Top Democrats on the U.S. House Financial Services Committee asked the chairman of the U.S. Securities and Exchange Commission to explain at a Wednesday hearing what happened to the agency’s enforcement rights against Tron Foundation founder Justin Sun and whether his relationship with President Donald Trump had an impact.
Representative Maxine Waters emphasized that U.S. securities regulators dropped nearly all previous cryptocurrency enforcement cases last year after Trump entered the White House and changed the agency’s leadership. She highlighted the case against Sun, in which the agency investigated Sun and his company for a wide range of allegations, including that they improperly inflated the price of the token (TRX).
SEC Chairman Paul Atkins told the committee he could not discuss individual cases but said he was open to further conversations in confidential briefings “as long as the rules allow me to do so.”
Sun was formally accused by the SEC in 2023 of trying to artificially inflate TRX’s trading volume through a so-called “wash trading” scheme. He allegedly had his employees “conduct more than 600,000 TRX wash trades between two crypto-asset trading platform accounts he controlled.” But the agency suspended the case in court a year ago “while they consider potential solutions.” No resolution has been announced yet.
“Well, while you’re exploring potential solutions, Mr. Sun has been busy courting the Trump circle,” Waters told Atkins, referring to Mr. Sun’s relationship with the Trump family’s World Liberty Financial Corporation.
Waters also pointed to a recent development in which Sun’s ex-girlfriend allegedly publicly suggested that she had evidence of TRX manipulation.

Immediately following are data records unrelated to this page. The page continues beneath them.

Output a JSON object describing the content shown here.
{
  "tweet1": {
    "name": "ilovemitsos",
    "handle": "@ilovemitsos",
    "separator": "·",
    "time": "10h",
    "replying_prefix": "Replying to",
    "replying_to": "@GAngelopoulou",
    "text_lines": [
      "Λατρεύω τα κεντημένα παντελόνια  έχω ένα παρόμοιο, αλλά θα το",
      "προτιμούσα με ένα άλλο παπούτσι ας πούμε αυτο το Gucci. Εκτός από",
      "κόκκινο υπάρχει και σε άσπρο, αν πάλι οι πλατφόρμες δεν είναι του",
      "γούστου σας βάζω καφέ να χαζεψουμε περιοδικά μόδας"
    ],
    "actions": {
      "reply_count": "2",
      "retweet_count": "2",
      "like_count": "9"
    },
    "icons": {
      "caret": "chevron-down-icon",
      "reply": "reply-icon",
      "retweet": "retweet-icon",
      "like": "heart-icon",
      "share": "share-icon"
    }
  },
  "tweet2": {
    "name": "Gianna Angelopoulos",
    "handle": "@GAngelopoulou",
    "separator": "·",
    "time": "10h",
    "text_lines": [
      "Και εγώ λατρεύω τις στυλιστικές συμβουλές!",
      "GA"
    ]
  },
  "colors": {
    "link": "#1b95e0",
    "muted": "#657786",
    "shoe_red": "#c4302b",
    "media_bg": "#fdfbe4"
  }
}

Spokespersons for Tron and Sun did not immediately respond to requests for comment on the exchanges during Wednesday’s hearing.
“Chairman Atkins, you have said that under your leadership, the SEC will focus on true fraud,” she said. “Do your statements extend to fraud in the crypto market?”
“As long as securities are involved,” Atkins replied.
His agency dropped high-profile enforcement matters against Binance, Ripple, Coinbase, Kraken, Robinhood and several other companies last year, with its new management criticizing the agency’s “enforcement regulatory” approach to cryptocurrencies under its previous leadership.
Asked by another Democratic lawmaker whether his agency had ever protected investors at the expense of Trump businesses, Atkins responded: “As to what the Trump family has done, I can’t comment.”
While Democrats are focused on the SEC reversing its previous cryptocurrency enforcement efforts, Republicans on the committee are focused on Atkins’ promise that he will work with the Commodity Futures Trading Commission to provide cryptocurrency industry regulations to clarify how these companies operate in the United States.
Atkins said the agencies are developing “rules that are consistent with the Clarification Act that you passed in the House and hopefully your work with the Senate will come to fruition. So, you know, we’re going to move forward with that and basically it will help determine where the jurisdiction of both agencies is.”
As the SEC and CFTC work together under its “Crypto Project” label, the CFTC has also recently begun embracing the new U.S. stablecoin approach, amending its previous so-called “no action” letter that now clarifies that national trust banks can issue payment stablecoins, expanding the list of eligible tokenized collateral to include tokens issued by such banks.
Also on Wednesday, the National Credit Union Administration, the U.S. credit union regulator, proposed a rule governing how companies can apply to become stablecoin issuers. This is the first step in implementing last year’s Stablecoin Guidance and Establishing a National Innovation in the United States (GENIUS) Act and the first major legislative victory for the crypto industry.
Meanwhile, the cryptocurrency industry is watching the policy race between Atkins’ SEC and Senate lawmakers working on the Clarification Act to regulate the U.S. cryptocurrency market. With recent setbacks slowing progress in the Senate, Atkins’ agency is likely to take the lead on digital asset rules.